麻祁が催促するように刀を前へと突き出した。

「あ、ああ……」

 山瀬は言われるがままに車を動かす、だが……。

「そっち逆。捕まるよ?」

「ああ、そうだった……」

 麻祁に言われ、気づいた山瀬はすぐに車を切り返し、そして走り出した。

 車内に舞う風の音。先に口を開いたのは山瀬の方だった。

「なあ、大丈夫なのか……? あの女はどうなったんだ?」

 山瀬が心配し麻祁に問い掛ける。しかし、麻祁は何も答えず、助手席の下に置いていたゴーグルを付けた後、耳に指を数回当てた。

 その行動に気づいた山瀬はすぐに耳に付けていたインカムのスイッチを入れ、車の速度を少しだけ落した。

「なあ、大丈夫なのか……? その服……あの女はどうなったんだ?」

 耳から聞こえる山瀬の言葉に、麻祁はいつもと変わり無く、正面に顔を向けたまま答える。

「走り去って行ったよ。そっちへ行ったけど見てなかったか?」

「こっちへ……ああ……」

 山瀬が頭の中で先ほど走ってきた道を思い浮かべる。しかし、その映像はただの暗闇の風景に、ヘッドライトに映された灰色の道路しかなかった。

「見てないな……」

「まあ、風のように高速で動けるヤツだから、目に入らなかっただけかもな」

「高速でって……体は大丈夫なのか? 血とか出てるぞ」

「血?」

 麻祁が自分の体を見渡す。左右の腕を伸ばしたり、腹や足へと目を向ける。

「ああ、車から地面に叩きつけられたからな、折れなかっただけマシな方だよ」

「マシって……良いとか悪いとかあるのかよ……その刀もその時に折れたのか?」

「これ?」

 手にしていた刀身のない刀を山瀬へと向ける。

「これは折ってもらった。そうしないと諦めないからな」

「折っても大丈夫なのか? 一応依頼の一つなんだろ?」

「事前に聞いてあるから問題ないとは思う。とにかく刀さえあればいいって事だ。もしダメだったなら、それまで。気にする必要はない」

「なんでそんなに適当なんだよ……」

 能天気にもとれる答えに、山瀬の心配は積もり続けるも、車は止まる事なく走り続けていた。

 徐々に道は左へと微かに曲がり始める。

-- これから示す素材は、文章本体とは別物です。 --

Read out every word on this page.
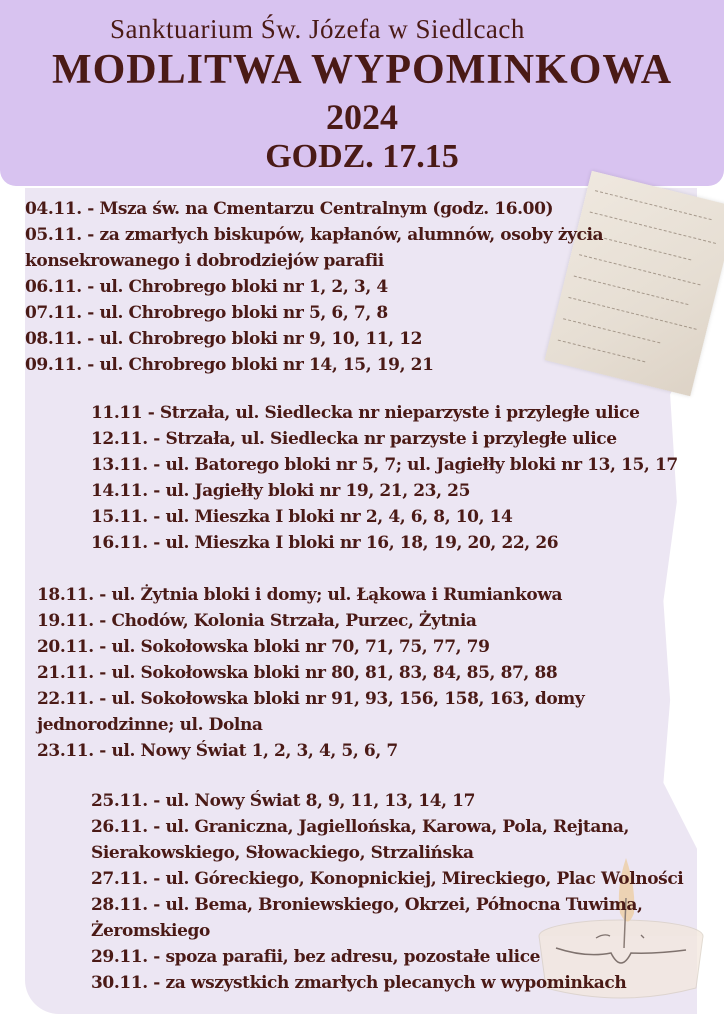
Sanktuarium Św. Józefa w Siedlcach
MODLITWA WYPOMINKOWA
2024
GODZ. 17.15
04.11. - Msza św. na Cmentarzu Centralnym (godz. 16.00)
05.11. - za zmarłych biskupów, kapłanów, alumnów, osoby życia
konsekrowanego i dobrodziejów parafii
06.11. - ul. Chrobrego bloki nr 1, 2, 3, 4
07.11. - ul. Chrobrego bloki nr 5, 6, 7, 8
08.11. - ul. Chrobrego bloki nr 9, 10, 11, 12
09.11. - ul. Chrobrego bloki nr 14, 15, 19, 21
11.11 - Strzała, ul. Siedlecka nr nieparzyste i przyległe ulice
12.11. - Strzała, ul. Siedlecka nr parzyste i przyległe ulice
13.11. - ul. Batorego bloki nr 5, 7; ul. Jagiełły bloki nr 13, 15, 17
14.11. - ul. Jagiełły bloki nr 19, 21, 23, 25
15.11. - ul. Mieszka I bloki nr 2, 4, 6, 8, 10, 14
16.11. - ul. Mieszka I bloki nr 16, 18, 19, 20, 22, 26
18.11. - ul. Żytnia bloki i domy; ul. Łąkowa i Rumiankowa
19.11. - Chodów, Kolonia Strzała, Purzec, Żytnia
20.11. - ul. Sokołowska bloki nr 70, 71, 75, 77, 79
21.11. - ul. Sokołowska bloki nr 80, 81, 83, 84, 85, 87, 88
22.11. - ul. Sokołowska bloki nr 91, 93, 156, 158, 163, domy
jednorodzinne; ul. Dolna
23.11. - ul. Nowy Świat 1, 2, 3, 4, 5, 6, 7
25.11. - ul. Nowy Świat 8, 9, 11, 13, 14, 17
26.11. - ul. Graniczna, Jagiellońska, Karowa, Pola, Rejtana,
Sierakowskiego, Słowackiego, Strzalińska
27.11. - ul. Góreckiego, Konopnickiej, Mireckiego, Plac Wolności
28.11. - ul. Bema, Broniewskiego, Okrzei, Północna Tuwima,
Żeromskiego
29.11. - spoza parafii, bez adresu, pozostałe ulice
30.11. - za wszystkich zmarłych plecanych w wypominkach
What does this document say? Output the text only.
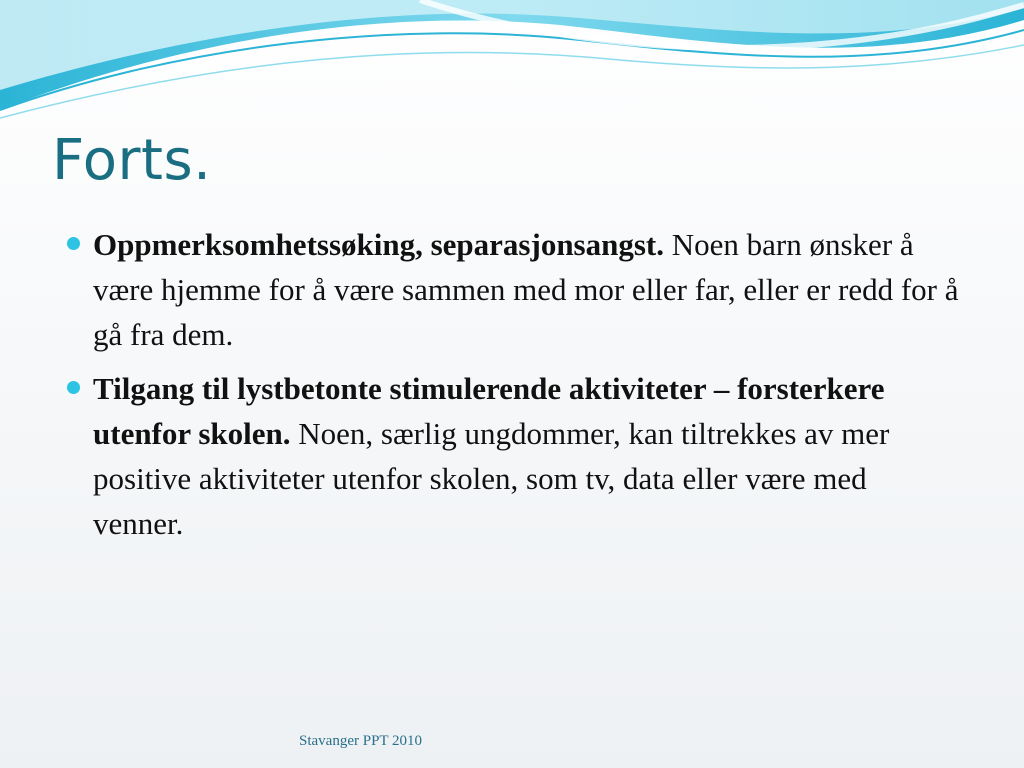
Forts.
Oppmerksomhetssøking, separasjonsangst. Noen barn ønsker å være hjemme for å være sammen med mor eller far, eller er redd for å gå fra dem.
Tilgang til lystbetonte stimulerende aktiviteter – forsterkere utenfor skolen. Noen, særlig ungdommer, kan tiltrekkes av mer positive aktiviteter utenfor skolen, som tv, data eller være med venner.
Stavanger PPT 2010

そして、ヘッドライトには倒されたポールとぽっかりと穴の開いたガードケーブルが一瞬だけ映り出された。

「あそこから逃げたのか」

「ああ、下にも道があったとはな……やられたよ。でも、ワイヤーも張ってあったのに、どうやって突き破って出たんだ……それが分からなくてよ」

「事前に切っておいたかもしれない。直すにもその一部の区間だけを張り変えて直せばいいし」

「そこまでやってるのか? そんなの誰が分かるんだよ……」

「地図を見ればおよその逃走経路は見えてくるだろ? 下の道の数キロ先には一般道から歩いていけるパーキングエリアがある。そこで車を乗り捨ててから、歩いて消えれば誰も見つけれなくなる。逃げるにはちょうどいい」

「ここまで大胆にやってて逃げ切れるのか? 一応この下の道は開通されているみたいだし、すぐに見つかる思うんだが……」

「昼ならまだしも、夜には交通量も少なくなるし、何より乗り捨てた車はこちらが用意した運搬用のトラックだ。調べても運搬会社の登録しか出ない。まあ、トラックに乗り込む前の車は盗難車かどこかで手配したものだから、調べても乗っていた人物は出てこないだろうな」

「カメラはあるだろ?」

「それも最初に話しただろ? この場所を閉鎖する事まで出来るんだ、相手は何でも出来るし、そもそもこの暗闇じゃ車内灯を付けたとしても高速で動いている車に乗っている人物の表情を見るなんて出来るかどうかも疑わしい」

「……そりゃそうだが……」

「そんなに運転手を捕まえたいなら、そのまま走って追いかければよかったのに、何故諦めたんだ?」

「あ、諦めたって! そ、そりゃあんな風に逃げられたら追いかけられないし、それに……ほら、心配だったから」

 山瀬がチラチラと麻祁の方へと視線だけを動かす。

「私を置いて走り去ったのにか?」

「うっ……それはあれだよその……」

「目標の物なんて中にないのにそれを追いかけたのにか?」

「いや、だから、俺が追いかけたのは……」

「何も無い空の箱をおいかけ――」

「悪い! 悪かったって! 俺が悪かったから! 突然だったから、つい無意識で……」

「あの時追いかけずにそのままユーターンして、あの女を轢き殺してくれたら楽だったんだが、手間も掛からずに」

「なっ!? 何言ってんだよ、嫌だろそんなこと! 誰がするんだよそれ!」

「私ならするけど」

「……もう運転しろよお前が……」

 ふと山瀬が吐き出したため息を車内に舞う冷たい風がさらう。

 車は左へと車線を移し、グルグルと周る坂道を下り始めた。

 先には料金所。明かりは無く、上にあるランプすら光を灯してない。

 一つだけ遮断桿の上がっている場所を見つけ、車はその中をくぐった。

 広がる景色。左右には点々とする建物に、先には大きな山が一つ。空は徐々に明るさを増し、黒から青紫へと色を変え、辺りを染める。道は真っ直ぐと伸び、その先で左右に分かれていた。

 信号に止められ車が止まる。

 車内に緩やかな風が入り込み二人の体を擦る。

 赤から青へ。

 山瀬はその温もりを肌で感じつつ、ハンドルを右へと切った。